There are two other model components of possible interest in this model. The slope of 0.984 for Min.Temp suggests that for a 1\(^\circ F\) increase in Minimum Temperature, we estimate a 0.984 inch change in the mean Snow Depth, after controlling for Elevation and Max.Temp at the sites. Similarly, the slope of 1.243 for the Max.Temp suggests that for a 1\(^\circ F\) increase in Maximum Temperature, we estimate a 1.243 inch change in the mean Snow Depth, holding Elevation and Min.Temp constant. Note that there are a variety of ways to note that each term in an MLR is only a particular value given the other variables in the model. We can use words such as “holding the other variables constant” or “after adjusting for the other variables” or “in a model with…” or “for observations with similar values of the other variables but a difference of 1 unit in the predictor..”. The main point is to find words that reflect that this single slope coefficient might be different if we had a different overall model and the only way to interpret it is conditional on the other model components.

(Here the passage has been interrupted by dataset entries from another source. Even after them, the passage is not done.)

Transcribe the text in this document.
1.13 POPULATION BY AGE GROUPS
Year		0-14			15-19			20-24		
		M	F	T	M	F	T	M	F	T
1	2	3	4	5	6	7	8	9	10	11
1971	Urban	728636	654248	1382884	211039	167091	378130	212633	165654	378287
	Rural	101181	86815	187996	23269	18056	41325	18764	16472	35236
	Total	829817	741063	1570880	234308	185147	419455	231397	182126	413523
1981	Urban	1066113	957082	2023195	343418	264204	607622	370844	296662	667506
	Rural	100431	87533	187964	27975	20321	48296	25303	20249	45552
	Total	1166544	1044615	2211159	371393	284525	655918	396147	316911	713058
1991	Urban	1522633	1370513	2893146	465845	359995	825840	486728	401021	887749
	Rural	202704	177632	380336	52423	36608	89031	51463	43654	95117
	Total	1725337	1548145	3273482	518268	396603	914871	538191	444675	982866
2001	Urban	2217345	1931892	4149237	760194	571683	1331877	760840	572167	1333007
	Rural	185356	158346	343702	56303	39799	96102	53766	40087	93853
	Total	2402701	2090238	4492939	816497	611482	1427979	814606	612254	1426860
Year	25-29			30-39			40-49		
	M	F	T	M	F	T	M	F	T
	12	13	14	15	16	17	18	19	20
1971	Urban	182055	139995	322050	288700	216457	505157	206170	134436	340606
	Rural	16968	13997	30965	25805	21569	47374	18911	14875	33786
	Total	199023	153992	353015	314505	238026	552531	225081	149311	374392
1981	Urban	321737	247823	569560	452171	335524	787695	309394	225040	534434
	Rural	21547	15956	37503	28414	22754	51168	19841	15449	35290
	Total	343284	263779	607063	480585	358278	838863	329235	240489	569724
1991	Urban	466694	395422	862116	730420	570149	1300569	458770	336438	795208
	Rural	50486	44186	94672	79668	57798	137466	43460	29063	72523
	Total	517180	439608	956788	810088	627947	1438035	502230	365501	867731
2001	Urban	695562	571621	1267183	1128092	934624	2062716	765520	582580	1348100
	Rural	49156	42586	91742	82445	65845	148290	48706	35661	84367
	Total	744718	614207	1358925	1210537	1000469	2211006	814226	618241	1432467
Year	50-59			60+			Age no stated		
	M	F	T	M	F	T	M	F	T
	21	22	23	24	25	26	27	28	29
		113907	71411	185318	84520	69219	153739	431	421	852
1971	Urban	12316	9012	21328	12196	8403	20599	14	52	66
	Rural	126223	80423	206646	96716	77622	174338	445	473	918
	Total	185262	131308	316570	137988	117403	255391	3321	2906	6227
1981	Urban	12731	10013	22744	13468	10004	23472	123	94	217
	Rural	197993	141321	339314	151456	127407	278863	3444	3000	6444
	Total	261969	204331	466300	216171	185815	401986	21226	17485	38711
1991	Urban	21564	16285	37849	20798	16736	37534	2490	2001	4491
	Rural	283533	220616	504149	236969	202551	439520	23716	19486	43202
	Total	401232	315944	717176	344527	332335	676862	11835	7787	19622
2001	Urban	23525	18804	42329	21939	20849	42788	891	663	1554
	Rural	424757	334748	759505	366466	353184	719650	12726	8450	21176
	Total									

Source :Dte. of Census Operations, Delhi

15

Term-plots have a few general uses to enhance our regular slope interpretations. They can help us assess how much change in the mean of \(y\) the model predicts over the range of each observed \(x\). This can help you to get a sense of the “practical” importance of each term. Additionally, the term-plots show 95% confidence intervals for the mean response across the range of each variable, holding the other variables at their means. These intervals can be useful for assessing the precision in the estimated mean at different values of each predictor. However, note that you should not use these plots for deciding whether the term should be retained in the model – we have other tools for making that assessment. And one last note about term-plots – they do not mean that the relationships are really linear between the predictor and response variable being displayed. The model forces the relationship to be linear even if that is not the real functional form. Term-plots are not diagnostics for the model unless you add the partial residuals, the lines are just summaries of the model you assumed was correct! Any time we do linear regression, the inferences are contingent upon the model we chose. We know our model is not perfect, but we hope that it helps us learn something about our research question(s) and, to trust its results, we hope it matches the data fairly well.